Né si può pensare che queste realtà siano, in quanto minoritarie, isolate e inoffensive: dal punto di vista elettorale, l’apporto dell’estrema destra è spesso decisivo per la destra istituzionale e “moderata”.
Todi in questo senso è un caso esemplare. Per di più i principali temi su cui insistono con intolleranza gli ambienti neofascisti non rimangano confinati in poche teste rasate. Il razzismo, la reazione violenta ai problemi dell’immigrazione, la discriminazione di genere, la resistenza all’allargamento dei diritti sociali, il contrasto all’autodeterminazione delle donne, la repressione verso le forme di marginalità: questo “programma” politico, proposto con violenza dalla destra neofascista, purtroppo è condiviso anche da un ampio settore della popolazione “democratica” che, seppure rifiuta forme di violenza esplicita, rappresenta un serbatoio di violenza latente che trova spesso sfogo e voce nelle azioni e nelle parole delle teste rasate.
Il 25 aprile del Comitato Antifascista è andato avanti con musica, salsicce e vino: nonostante la pioggia e il freddo che hanno smentito il sole del mattino, un sorprendente numero di persone ha continuato a raggiungere i Portici Comunali.

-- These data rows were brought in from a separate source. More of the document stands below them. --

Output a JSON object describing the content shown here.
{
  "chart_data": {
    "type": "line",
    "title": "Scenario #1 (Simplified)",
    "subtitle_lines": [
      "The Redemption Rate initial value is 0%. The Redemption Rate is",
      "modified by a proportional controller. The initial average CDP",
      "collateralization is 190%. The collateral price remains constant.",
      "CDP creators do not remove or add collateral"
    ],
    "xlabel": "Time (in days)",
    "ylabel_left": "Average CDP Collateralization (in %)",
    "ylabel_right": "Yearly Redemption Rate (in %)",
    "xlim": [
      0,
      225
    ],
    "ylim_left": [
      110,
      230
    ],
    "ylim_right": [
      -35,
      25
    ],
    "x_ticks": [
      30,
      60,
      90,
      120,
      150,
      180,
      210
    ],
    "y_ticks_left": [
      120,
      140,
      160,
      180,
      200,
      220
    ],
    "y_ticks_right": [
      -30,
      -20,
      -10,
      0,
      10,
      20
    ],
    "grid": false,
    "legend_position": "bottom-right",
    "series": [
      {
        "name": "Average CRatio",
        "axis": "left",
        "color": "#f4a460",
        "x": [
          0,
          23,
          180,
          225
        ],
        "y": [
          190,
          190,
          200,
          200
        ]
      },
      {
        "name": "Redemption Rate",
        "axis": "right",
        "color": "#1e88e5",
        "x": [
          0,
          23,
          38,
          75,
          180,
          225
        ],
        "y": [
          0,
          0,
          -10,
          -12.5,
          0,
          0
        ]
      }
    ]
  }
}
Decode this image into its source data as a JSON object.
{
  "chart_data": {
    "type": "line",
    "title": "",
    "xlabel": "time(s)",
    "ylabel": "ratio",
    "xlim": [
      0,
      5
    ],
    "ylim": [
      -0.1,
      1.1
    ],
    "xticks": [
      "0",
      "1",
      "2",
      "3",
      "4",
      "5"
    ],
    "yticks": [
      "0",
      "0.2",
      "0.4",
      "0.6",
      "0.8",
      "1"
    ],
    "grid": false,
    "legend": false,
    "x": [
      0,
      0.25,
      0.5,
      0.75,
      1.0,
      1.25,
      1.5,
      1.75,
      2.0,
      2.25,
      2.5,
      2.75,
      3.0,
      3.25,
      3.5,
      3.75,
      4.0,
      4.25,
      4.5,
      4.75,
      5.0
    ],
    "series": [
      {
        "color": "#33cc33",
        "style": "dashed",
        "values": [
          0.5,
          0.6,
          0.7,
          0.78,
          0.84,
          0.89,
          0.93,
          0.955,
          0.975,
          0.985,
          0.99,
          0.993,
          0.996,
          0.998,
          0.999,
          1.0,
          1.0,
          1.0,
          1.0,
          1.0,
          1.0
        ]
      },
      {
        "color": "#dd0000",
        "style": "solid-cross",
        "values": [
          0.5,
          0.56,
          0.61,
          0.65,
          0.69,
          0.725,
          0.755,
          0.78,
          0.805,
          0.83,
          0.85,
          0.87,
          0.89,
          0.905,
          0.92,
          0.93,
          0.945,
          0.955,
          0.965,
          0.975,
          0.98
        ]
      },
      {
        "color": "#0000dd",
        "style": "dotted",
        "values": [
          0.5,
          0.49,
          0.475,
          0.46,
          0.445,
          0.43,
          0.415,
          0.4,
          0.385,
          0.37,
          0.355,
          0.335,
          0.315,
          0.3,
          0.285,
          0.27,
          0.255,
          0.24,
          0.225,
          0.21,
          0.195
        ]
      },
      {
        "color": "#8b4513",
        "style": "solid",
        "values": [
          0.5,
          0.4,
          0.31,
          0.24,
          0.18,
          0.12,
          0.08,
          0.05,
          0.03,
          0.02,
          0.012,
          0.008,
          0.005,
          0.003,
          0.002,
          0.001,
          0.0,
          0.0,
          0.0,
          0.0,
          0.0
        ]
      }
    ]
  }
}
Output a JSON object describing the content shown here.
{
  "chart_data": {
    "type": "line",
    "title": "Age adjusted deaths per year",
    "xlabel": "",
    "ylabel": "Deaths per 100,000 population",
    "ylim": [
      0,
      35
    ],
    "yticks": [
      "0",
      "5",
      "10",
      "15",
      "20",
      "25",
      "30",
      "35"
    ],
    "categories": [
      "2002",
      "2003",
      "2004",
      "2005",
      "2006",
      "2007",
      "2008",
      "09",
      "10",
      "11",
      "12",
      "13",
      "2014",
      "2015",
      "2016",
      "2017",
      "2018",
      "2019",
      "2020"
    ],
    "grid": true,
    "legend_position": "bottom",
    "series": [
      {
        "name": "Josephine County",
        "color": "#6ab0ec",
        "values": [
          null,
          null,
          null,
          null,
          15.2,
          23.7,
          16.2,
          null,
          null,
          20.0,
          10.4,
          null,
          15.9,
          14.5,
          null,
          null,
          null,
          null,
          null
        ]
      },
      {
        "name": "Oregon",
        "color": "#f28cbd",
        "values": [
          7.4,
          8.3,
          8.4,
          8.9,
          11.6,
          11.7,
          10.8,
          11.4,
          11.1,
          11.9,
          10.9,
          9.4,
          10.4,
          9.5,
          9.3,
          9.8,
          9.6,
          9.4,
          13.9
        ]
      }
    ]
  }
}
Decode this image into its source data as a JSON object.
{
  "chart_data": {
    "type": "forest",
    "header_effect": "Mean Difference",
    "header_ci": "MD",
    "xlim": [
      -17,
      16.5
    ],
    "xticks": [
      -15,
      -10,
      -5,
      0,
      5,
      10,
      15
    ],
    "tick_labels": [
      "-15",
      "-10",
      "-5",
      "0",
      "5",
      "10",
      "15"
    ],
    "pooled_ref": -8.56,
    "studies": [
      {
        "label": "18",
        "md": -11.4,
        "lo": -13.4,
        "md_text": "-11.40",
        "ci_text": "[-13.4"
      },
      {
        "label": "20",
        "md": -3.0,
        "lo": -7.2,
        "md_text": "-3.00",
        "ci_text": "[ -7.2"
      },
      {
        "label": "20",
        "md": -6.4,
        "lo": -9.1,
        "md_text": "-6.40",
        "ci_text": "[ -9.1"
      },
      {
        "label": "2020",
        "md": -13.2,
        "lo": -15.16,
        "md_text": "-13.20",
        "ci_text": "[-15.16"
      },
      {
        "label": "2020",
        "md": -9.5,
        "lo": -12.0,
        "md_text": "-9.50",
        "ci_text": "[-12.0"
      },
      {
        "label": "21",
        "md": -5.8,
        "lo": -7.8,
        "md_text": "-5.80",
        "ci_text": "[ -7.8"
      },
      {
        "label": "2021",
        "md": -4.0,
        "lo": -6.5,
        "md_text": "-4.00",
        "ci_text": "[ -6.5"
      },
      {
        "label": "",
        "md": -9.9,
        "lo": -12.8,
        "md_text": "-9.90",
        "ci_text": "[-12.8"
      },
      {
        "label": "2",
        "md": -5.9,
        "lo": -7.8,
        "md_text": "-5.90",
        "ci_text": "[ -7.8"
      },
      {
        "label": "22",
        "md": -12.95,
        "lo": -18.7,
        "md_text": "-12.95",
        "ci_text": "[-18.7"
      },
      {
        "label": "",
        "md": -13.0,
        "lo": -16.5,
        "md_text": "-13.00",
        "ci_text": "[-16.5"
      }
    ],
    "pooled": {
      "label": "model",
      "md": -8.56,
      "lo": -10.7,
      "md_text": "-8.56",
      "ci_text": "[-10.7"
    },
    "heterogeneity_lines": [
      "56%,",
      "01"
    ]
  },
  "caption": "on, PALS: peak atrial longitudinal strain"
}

E’ stato un presidio quasi irreale, in cui persone incredule si accorgevano di esistere ancora, e con stupore si convincevano di voler continuare ad affermare la propria esistenza, ripartendo proprio dal 25 aprile e dai suoi significati che non possono essere archiviati.
Un 25 aprile fatto di individui che continuano a volersi sottrarre alla semplificazione, e al pensiero unico, scoprendosi ancora capaci di produrre immagini, voci, suoni, idee che il bipolarismo radicale vorrebbe rimuovere.